Hardware Specification	Yes	For pretraining LAPA (Open-X), the best-performing model, we use 8 H100 GPUs for 34 hours with a batch size of 128 (total of 272 H100-hours). In contrast, OPENVLA required a total of 21,500 A100-hours with a batch size of 2048. ... For VPT, we use Res Net18 followed by an MLP layer for the inverse dynamics model(IDM). The IDM is trained to predict an action when given two frames on a single A6000 GPU using using Adam optimizer with a learning rate 1e-4.
Software Dependencies	No	The paper mentions several models and frameworks like "Large World Model (LWM-Chat-1M) (Liu et al., 2024)", "VQ-VAE objective (van den Oord et al., 2017)", "C-Vi Vi T tokenizer (Villegas et al., 2023)", and "polymetis robotic stack". However, it does not specify version numbers for general programming languages or common libraries (e.g., Python, PyTorch, TensorFlow) used for implementation.

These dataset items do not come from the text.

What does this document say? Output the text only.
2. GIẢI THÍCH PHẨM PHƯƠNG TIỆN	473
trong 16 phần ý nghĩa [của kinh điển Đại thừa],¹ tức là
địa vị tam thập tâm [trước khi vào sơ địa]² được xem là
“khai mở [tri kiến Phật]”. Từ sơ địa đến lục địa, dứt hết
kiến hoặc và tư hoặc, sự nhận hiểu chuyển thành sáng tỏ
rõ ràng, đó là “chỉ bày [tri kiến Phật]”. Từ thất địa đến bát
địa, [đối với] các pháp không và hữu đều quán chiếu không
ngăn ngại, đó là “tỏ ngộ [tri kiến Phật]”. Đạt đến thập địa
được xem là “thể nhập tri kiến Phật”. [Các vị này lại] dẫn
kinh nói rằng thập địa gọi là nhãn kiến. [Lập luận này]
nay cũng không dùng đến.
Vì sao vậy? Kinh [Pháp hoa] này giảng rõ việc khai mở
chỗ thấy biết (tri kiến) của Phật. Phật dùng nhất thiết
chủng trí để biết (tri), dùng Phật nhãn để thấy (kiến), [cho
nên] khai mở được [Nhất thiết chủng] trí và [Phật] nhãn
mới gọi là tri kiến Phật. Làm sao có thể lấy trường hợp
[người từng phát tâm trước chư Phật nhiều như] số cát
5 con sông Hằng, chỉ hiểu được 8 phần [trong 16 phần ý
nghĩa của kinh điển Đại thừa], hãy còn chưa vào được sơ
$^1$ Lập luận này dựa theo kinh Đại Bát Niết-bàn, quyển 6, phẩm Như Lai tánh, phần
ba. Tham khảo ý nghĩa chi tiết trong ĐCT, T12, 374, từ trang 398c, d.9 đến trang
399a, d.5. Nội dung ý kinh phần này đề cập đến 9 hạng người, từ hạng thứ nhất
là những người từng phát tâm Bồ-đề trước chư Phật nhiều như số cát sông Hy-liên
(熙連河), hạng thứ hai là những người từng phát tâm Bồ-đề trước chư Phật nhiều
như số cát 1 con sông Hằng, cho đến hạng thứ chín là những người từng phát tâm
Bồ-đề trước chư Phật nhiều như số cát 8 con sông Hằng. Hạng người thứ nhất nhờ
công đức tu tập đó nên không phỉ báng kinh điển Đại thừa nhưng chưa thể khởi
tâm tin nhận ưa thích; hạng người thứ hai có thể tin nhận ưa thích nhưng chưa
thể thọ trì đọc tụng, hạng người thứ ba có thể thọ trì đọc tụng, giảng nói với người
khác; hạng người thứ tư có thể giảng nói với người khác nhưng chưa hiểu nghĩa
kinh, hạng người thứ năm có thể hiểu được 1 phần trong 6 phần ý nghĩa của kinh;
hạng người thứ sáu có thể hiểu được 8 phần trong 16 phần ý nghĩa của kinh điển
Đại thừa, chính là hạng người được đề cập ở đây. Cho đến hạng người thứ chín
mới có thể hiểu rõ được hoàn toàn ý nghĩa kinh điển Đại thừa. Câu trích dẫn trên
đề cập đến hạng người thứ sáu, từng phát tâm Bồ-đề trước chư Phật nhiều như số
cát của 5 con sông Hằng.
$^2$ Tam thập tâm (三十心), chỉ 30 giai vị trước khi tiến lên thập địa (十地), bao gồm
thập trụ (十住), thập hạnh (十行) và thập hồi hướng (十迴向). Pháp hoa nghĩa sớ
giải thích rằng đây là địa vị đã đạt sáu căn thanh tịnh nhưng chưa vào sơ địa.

Experiment Setup	Yes	To map latent actions to actual robot actions, we finetune LAPA on a small set of labeled trajectories that contain ground truth actions (delta end-effector). For action prediction, we discretize the continuous action space for each dimension of the robot so that the number of data points allocated for each bin is equal following Kim et al. (2024); Brohan et al. (2023). ... By default, we freeze only the vision encoder and unfreeze the language model during training. ... For all experiments, we train with 128 batch. We use the same inverse dynamics model as VPT during inference. ... For finetuning, we use Lo RA finetuning (Hu et al., 2022) with batch size of 32. ... We finetune the model until the training action accuracy reaches 95%. For ACTIONVLA and LAPA, we train with a batch size of 128 and with image augmentation for real-world finetuning.